Mike's Minute: Still plenty of unanswered economic questions

Author
Mike Hosking,
Publish Date
Tue, 27 Oct 2020, 9:55AM

If you want to feel good about life in this country right now, read Tony Alexander's piece over the weekend.

He's one of my favourite economists. He paints a solid, if not rosy, picture over what's supposedly going on. Spending is good, spending intention is good, confidence is rising, housing is through the roof, even aspects of commercial property have good demand.

That will lead to a shortage of skills as job numbers rise. People are into building homes, which means demand for land, demand for planners, architects, builders, plumbers, suppliers of stuff those people use and install, and so it goes.

So, it's all good then?

Well, explain the CPI, the Consumer Price Index, or inflation. There isn't any. Well, there is a bit, 1.7 percent. but they're looking for over two percent.
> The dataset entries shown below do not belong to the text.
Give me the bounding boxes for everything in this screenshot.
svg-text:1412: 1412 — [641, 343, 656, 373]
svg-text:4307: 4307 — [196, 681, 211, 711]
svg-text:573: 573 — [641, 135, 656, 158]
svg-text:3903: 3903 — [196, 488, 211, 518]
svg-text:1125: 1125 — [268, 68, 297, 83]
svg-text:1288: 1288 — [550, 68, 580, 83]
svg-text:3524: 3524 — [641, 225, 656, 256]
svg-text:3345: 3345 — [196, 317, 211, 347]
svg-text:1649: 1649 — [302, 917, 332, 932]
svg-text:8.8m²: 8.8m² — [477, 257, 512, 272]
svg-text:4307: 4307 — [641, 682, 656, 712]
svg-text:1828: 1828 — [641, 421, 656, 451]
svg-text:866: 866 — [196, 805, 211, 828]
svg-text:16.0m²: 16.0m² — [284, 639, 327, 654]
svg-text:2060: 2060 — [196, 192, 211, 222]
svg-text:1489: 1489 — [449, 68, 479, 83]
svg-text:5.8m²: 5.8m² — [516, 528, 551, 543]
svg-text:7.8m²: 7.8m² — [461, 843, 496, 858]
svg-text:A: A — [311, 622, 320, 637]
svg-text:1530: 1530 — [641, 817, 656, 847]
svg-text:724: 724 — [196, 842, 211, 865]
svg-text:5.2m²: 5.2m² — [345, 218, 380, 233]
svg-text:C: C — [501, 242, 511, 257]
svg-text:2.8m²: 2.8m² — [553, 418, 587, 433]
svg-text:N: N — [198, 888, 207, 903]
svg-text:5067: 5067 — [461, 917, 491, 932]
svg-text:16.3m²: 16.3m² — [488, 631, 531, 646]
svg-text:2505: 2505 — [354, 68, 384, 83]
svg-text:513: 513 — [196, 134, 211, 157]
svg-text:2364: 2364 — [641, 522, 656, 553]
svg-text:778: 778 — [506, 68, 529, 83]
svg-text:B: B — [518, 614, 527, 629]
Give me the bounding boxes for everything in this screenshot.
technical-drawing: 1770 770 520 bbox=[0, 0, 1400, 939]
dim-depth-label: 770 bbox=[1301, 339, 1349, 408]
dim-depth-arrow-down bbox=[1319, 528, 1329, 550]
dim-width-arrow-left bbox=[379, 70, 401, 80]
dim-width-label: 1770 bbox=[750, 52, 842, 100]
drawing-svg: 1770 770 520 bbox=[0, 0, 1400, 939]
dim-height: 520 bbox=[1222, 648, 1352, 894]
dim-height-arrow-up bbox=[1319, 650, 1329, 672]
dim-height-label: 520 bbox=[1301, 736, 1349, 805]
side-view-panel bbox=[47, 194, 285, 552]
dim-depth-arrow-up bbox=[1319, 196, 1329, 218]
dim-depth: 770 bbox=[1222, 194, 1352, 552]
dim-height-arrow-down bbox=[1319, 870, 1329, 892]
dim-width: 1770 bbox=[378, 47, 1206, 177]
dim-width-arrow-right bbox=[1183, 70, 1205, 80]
Inflation, in really simple terms, means growth and demand. You don't want too much, but you don't want too little. We have too little, which then led in reportage to the question, does the Reserve Bank need to print a bit more money? Do they have to introduce the funding for lending programme sooner? Do they need to go negative on the interest rates?

But last week before we left for the long weekend ,there was talk of LVRs. Why? Because we were borrowing too much for housing.

If the bank needs to stoke the economy with more money or lower interest rates, doesn’t that mean we are going to borrow even more? And if we do, what are we spending it on? Where is the so-called inflation going to come from? And on the bigger side of the equation, when is all this borrowed money getting paid back?

Is Tony Alexander right? And we can have closed borders but a decent economy? Or is the CPI right and a few people do well, while others go nowhere fast and ultimately there is no real growth? And what does the Reserve Bank do if the tools they have aren't working? Or are they working too well, but in the wrong areas? Ah, the problem of blunt instruments.

Seems hard to believe that a country built on tourism and farms has one of those income streams crippled for the foreseeable future, and things somehow carry on. Is every unemployed hotel worker really going to build roads?

I can't help but think a lot of what we think is happening is a guess, a lot of what we hear by way of predictions is hope as much as knowledge.

I think for all we think we know, there is a hell of a lot more we don’t.